"Someday, someone may experience these bizarre events. Hopefully, they will find my notes useful."
Avertissement : Je précise que ce document contient des spoilers sur Silent Hill, Silent Hill 2 et Silent Hill 3, aussi je vous conseille de ne pas le lire tant que vous n'avez pas terminé ces jeux.

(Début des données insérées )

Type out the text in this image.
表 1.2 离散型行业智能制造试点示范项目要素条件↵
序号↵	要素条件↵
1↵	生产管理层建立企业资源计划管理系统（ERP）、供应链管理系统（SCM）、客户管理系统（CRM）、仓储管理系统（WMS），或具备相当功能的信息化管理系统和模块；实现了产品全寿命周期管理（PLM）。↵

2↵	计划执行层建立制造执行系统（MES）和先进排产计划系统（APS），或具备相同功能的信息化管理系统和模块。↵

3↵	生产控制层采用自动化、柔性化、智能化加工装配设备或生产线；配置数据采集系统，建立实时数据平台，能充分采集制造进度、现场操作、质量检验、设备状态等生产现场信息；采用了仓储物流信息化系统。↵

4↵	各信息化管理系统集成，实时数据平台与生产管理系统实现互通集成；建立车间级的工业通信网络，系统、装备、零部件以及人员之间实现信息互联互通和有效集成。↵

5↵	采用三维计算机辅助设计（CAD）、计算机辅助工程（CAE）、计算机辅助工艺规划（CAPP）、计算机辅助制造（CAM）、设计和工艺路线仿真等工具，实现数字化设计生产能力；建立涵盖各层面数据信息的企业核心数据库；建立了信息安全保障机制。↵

Pourquoi faire un dossier sur Silent Hill ? Tout simplement parce que je trouve que ce jeu dégage vraiment quelque chose d'unique. Une vraie personnalité, un vrai scénario et une vraie sensibilité. Bref, l'exact opposé de Resident Evil et ses clichés gros comme des maisons. A l'époque, je venais de terminer Silent Hill 2 sur PlayStation 2 et je me suis dit : "pourquoi ne pas écrire un petit truc dessus ?" Et puis l'idée est restée là, quelque part. Entretemps, je me suis refait le premier Silent Hill, toujours sur PS2 en utilisant la rétro-compatibilité et le lissage des textures. Je me suis dit alors qu'il fallait que j'écrive un truc sur Silent Hill puis sur Silent Hill 2 et enfin sur Silent Hill 3 qui vient de sortir.
Selon moi, on tient là l'une des meilleurs séries de jeux vidéo. D'un point de vue artistique et formel mais aussi d'un point de vue littéraire, Silent Hill est un jeu extrêmement bien documenté et, surtout, très bien construit. La psychologie et le symbolisme font partie des éléments-clés du jeu et les créateurs ont volontairement laissé de nombreux indices afin de permettre aux joueurs perspicaces d'avoir des informations supplémentaires sur l'univers du jeu.
Bouquins et cinéma

Les romans, les films et les jeux vidéo traitant du fantastique/horreur fonctionnent toujours sur deux niveaux. Le premier est celui du dégoût pur et simple : par exemple, dans Resident Evil lorsque Chris Redfield pénètre dans le petit salon après la salle à manger et voit un zombie croquer à pleines dents la tête de Kenneth. Cette vision vous soulève l'estomac. La tactique du dégoût peut être employée avec divers degrés de finesse artistique mais elle est toujours présente.
Il existe cependant un autre niveau, beaucoup plus puissant dans lequel l'horreur peut être comparée à une sorte de quête mystique dont l'objet est le lieu dans lequel l'homme vit à son niveau le plus primitif. L'horreur ne s'intéresse que très peu à notre monde civilisé, elle cherche un autre lieu que Stephen King nomme "le point de pression phobique". En fait, un bon récit, un bon film ou un bon jeu d'horreur trouvera l'entrée secrète de la porte que vous pensiez être le seul à connaître.
Silent Hill parvient à trouver cette porte et l'ouvre en grand... Mais pour mieux comprendre l'univers du jeu et les nombreuses références des créateurs, il est vivement conseillé de s'imprégner de quelques oeuvres de la littérature et du cinéma fantastique. En effet, les créateurs du jeu sont de grands fans du genre. Pour commencer, avez-vous remarqué que chaque rue du jeu porte le nom d'un auteur de romans fantastiques ? (exemples : Levin Street = Ira Levin, Simmons Street = Dan Simmons). Et en cherchant dans les oeuvres respectives des différents auteurs cités dans le jeu, on peut trouver de précieuses indications pour analyser les événements qui se déroulent à Silent Hill.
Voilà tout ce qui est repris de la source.